Vários estudos têm comprovado a eficácia dos probióticos na prevenção e no tratamento da diarreia associada a antibioticoterapia. Os mais utilizados têm sido as Bifidobacteria, os Lactobacillus rhamnosus GG (LGG) e o Saccharomyces boulardii.

Diarreia do viajante

A diarreia do viajante é a doença mais comum durante a visita às regiões tropicais. O efeito preventivo dos probióticos em tal contexto não está suficientemente demonstrado e os estudos são contraditórios. No entanto, alguns ensaios clínicos referem uma redução de incidência da diarreia, variando consoante as regiões visitadas e as doses utilizadas.

Síndroma do cólon irritável

Embora seja referida a diminuição de dor abdominal e da diarreia nesta patologia, os resultados dos estudos em crianças são contraditórios. Em suma, apesar de com algumas espécies se ter obtido alívio sintomático, ainda não existem provas científicas legitimando recomendar o seu uso neste contexto.

Doença inflamatória crónica do intestino e outras situações do foro digestivo

Os estudos realizados em adultos sobre a utilização de probióticos na doença inflamatória intestinal parecem demonstrar que existe um efeito benéfico, mas os estudos em populações pediátricas não obtiveram os mesmos resultados.

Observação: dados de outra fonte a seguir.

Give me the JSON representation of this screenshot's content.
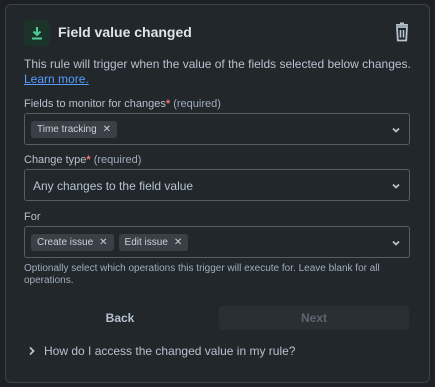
{
  "header": {
    "title": "Field value changed",
    "icon": "field-changed-icon",
    "delete_icon": "trash-icon",
    "accent": "#4bce97"
  },
  "description": {
    "text": "This rule will trigger when the value of the fields selected below changes.",
    "link": "Learn more."
  },
  "fields_to_monitor": {
    "label": "Fields to monitor for changes",
    "required_mark": "*",
    "required_text": "(required)",
    "chips": [
      "Time tracking"
    ]
  },
  "change_type": {
    "label": "Change type",
    "required_mark": "*",
    "required_text": "(required)",
    "value": "Any changes to the field value"
  },
  "for_field": {
    "label": "For",
    "chips": [
      "Create issue",
      "Edit issue"
    ],
    "help": "Optionally select which operations this trigger will execute for. Leave blank for all operations."
  },
  "actions": {
    "back": "Back",
    "next": "Next"
  },
  "faq": {
    "question": "How do I access the changed value in my rule?"
  },
  "colors": {
    "background": "#22272b",
    "link": "#579dff",
    "required": "#f87168"
  }
}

Com efeito, quer na doença de Crohn, quer na colite ulcerosa, não se observou qualquer benefício relativamente à indução ou prolongamento da remissão. Portanto, no âmbito destas duas entidades clínicas, na fase actual do conhecimento não está indicado o uso de probióticos.

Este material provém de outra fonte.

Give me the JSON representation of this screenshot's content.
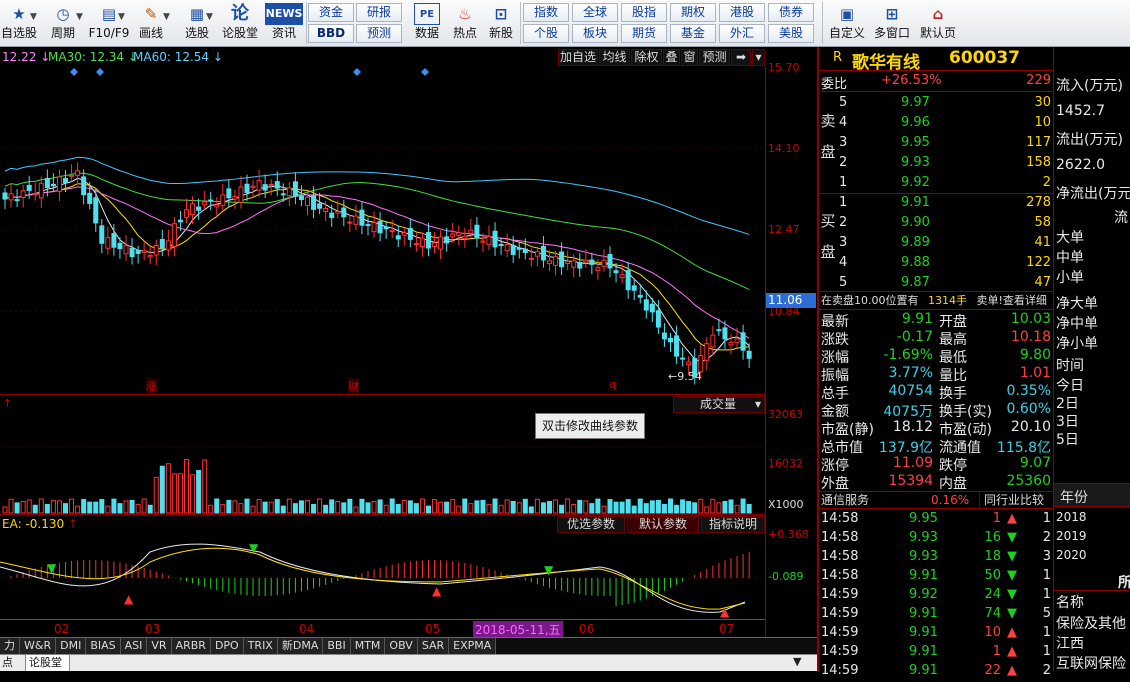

Têm sido referidos resultados animadores com a utilização de probióticos na síndroma do intestino curto e em casos de alergia alimentar, provavelmente pela diminuição da permeabilidade intestinal e da imunomodulação. Está referida a eficácia dos probióticos (L. casei e S. boulardii) no tratamento e profilaxia de recidivas da colite pseudomembranosa induzida pelo Clostridium difficile.

Enterocolite necrosante

O papel protector dos probióticos nesta situação está actualmente bem estabelecido, tendo-se demonstrado uma redução quer da incidência, quer da mortalidade. Assim, numa revisão da Cochrane sobre esta entidade clínica, foi recomendado o uso preventivo de probióticos em recém-nascidos pré-termo.

Cólicas

O efeito dos probióticos na cólica infantil está bem estudado e foi inclusivamente alvo de uma revisão da Cochrane incidindo sobretudo sobre L. reuteri. Admite-se que o seu mecanismo de acção quanto à redução do desconforto abdominal se prende com a alteração do padrão de fermentação no cólon e com menor produção de gás e, consequentemente, com diminuindo o desconforto. Contudo, há resultados doutros estudos gerando controvérsia.

Doenças atópicas

Através da sua modulação do sistema imune intestinal, os probióticos parecem ter algum efeito na promoção da formação de linfócitos Th1 (supressores) em relação aos linfócitos Th2 (pró-alérgicos). No entanto, as provas científicas não suficientes para suportar o seu uso para prevenção de dermatite atópica, alergias alimentares ou hipersensibilidades.

Obstipação

O efeito dos probióticos nesta situação pode dever-se aos seguintes mecanismos:

  • Diminuição do tónus da sigmóide;
  • Estimulação da motilidade do cólon; e
  • Redução do tempo de motilidade intestinal, devido às alterações no microbioma.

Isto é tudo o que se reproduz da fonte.